Nik conta que ficou extasiado quando conheceu a técnica e começou a incluir esse tipo de inteligência nos projetos – voluntários ou remunerados – sempre que possível. “Eu estava em um evento quando alguém trouxe essa ideia dos jardins de chuva e achei genial. O plantio de árvores com a inteligência do jardim de chuva é muito mais eficaz. Foi quando virou essa chave e, agora, em todo projeto eu tento incorporar o jardim de chuva no cenário”.

Na Vila Jataí, bairro na região da Vila Madalena, o jardim de chuva nasceu por iniciativa de moradores engajados em transformar o lugar em um espaço sustentável e ajudar a preservar as nascentes que correm por baixo do asfalto. Eles construíram um dos primeiros jardins de chuva da cidade, em 2016, em parceria com a subprefeitura, um trabalho que serviu de exemplo para muitas pessoas que queriam entender e aprender um pouco mais sobre a técnica. 

Construção de um Jardim de Chuva na Vila Jataí. Foto: Divulgação

E no ano passado, a prefeitura de São Paulo construiu dezenas jardins na região central da cidade: um na Travessa Grassi, na Sé; dois na Rua Antônio de Sá, no Glicério; quatro na Avenida 23 de Maio X Praça da Bandeira, na Bela Vista; e 11 no eixo da Rua Major Natanael, no Pacaembu.

Qual a vantagem?

O Jardim de Chuva é uma tecnologia que pode ajudar a reduzir os impactos de enchentes. Mas ele não consegue fazer isso sozinho, ainda mais em uma cidade como São Paulo.

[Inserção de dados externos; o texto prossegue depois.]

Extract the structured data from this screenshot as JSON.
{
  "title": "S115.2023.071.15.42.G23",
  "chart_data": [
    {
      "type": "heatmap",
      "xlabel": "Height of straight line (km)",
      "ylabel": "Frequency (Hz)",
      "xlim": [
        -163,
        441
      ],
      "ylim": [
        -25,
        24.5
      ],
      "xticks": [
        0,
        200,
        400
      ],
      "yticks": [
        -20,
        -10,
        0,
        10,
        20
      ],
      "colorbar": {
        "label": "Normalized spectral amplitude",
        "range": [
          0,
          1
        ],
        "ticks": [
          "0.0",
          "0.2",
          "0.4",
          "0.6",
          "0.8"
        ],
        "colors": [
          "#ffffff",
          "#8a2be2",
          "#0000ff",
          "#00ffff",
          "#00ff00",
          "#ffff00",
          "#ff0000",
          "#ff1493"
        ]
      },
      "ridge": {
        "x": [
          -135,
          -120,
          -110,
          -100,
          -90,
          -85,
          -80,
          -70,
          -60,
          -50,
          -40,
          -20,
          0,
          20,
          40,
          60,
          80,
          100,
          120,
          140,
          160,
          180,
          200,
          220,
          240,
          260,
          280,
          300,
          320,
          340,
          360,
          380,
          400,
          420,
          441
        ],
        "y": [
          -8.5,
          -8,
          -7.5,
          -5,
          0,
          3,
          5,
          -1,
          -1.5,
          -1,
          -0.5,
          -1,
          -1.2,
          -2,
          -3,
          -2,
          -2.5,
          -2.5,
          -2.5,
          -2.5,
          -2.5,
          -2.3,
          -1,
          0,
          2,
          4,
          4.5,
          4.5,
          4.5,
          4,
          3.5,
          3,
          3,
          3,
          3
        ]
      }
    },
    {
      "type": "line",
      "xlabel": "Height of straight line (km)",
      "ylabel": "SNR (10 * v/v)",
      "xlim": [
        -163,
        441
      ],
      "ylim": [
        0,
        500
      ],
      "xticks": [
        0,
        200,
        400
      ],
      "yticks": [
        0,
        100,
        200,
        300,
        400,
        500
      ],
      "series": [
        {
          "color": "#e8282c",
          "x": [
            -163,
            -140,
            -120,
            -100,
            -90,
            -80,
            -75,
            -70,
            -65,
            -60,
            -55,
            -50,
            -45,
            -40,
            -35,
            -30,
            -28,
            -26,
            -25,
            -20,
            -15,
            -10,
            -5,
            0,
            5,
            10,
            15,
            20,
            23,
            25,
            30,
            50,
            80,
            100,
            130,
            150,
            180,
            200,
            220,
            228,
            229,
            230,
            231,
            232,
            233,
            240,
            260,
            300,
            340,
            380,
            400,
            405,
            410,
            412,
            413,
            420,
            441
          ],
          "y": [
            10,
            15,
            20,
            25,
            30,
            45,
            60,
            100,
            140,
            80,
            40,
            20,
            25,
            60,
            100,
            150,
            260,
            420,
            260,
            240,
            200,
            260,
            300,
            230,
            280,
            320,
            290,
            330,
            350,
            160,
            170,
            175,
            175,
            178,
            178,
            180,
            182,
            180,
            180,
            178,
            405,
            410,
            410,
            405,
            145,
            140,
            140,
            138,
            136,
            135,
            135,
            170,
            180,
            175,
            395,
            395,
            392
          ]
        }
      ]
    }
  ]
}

Porém, ao lado de outras ações, como a ampliação das áreas verdes, dos parques lineares nas margens dos rios e da captação de água de chuva em condomínios, comércios e indústrias, eles podem sim ajudar a mitigar esse problema.

Um jardim de chuva pode cumprir basicamente duas funções:

  •  absorver a água da chuva e fazer com que menos água corra diretamente para o rio; 
  • reter essa água por um tempo maior, retardando o escoamento e contribuindo para que os rios tenham capacidade de receber toda a água. 

Nik lembra que, em São Paulo, os jardins podem ajudar a amenizar o problema da água que os prédios soltam nas ruas e vão, literalmente, para o ralo. “Isso acontece porque os prédios cavam para fazer o subsolo, chegam ao lençol freático e a água acaba minando. Para não ter um alagamento, ela é bombeada para a rua. Em locais onde isso acontece, o jardim de chuva vai se beneficiar dessa água mesmo nos períodos de seca”.

A história

A ideia de transformar os canteiros em espaços permeáveis, preparados para receber a água da chuva começou com Zephaniah Phiri Maseko, morador do Zimbábue. Ele precisava alimentar a família e não tinha dinheiro nem trabalho, apenas um terreno. Foi observando o caminho que a água fazia nas suas terras que ele criou um jeito de captá-la e aproveitá-la de forma inteligente para ter alimento o ano todo. Por toda sua terra Phiri fez com que a água da chuva descesse com menor velocidade, apenas com a ajuda da força da gravidade, e fosse absorvida pela vegetação. Assim, conseguiu plantar e colher para ter alimento o ano todo.

O permacultor americano Brad Lancaster foi conhecer de perto essa história e levou a ideia para Tucson, no deserto do Arizona. Ele começou a aplicar os conceitos na sua casa, onde a paisagem se modificou, as inundações que aconteciam na época das chuvas acabaram e houve uma economia de água usada na irrigação do jardim. O negócio inspirou os outros moradores do bairro, saiu detrás dos portões da casa de Brad e acabou até virando uma política pública. O bairro ficou mais verde, mais seguro (porque as pessoas saiam mais de casa), mais fresco e mais bonito.

Pois é, os jardins captadores de água transformaram um bairro nos Estados Unidos. Será que podem transformar a nossa cidade?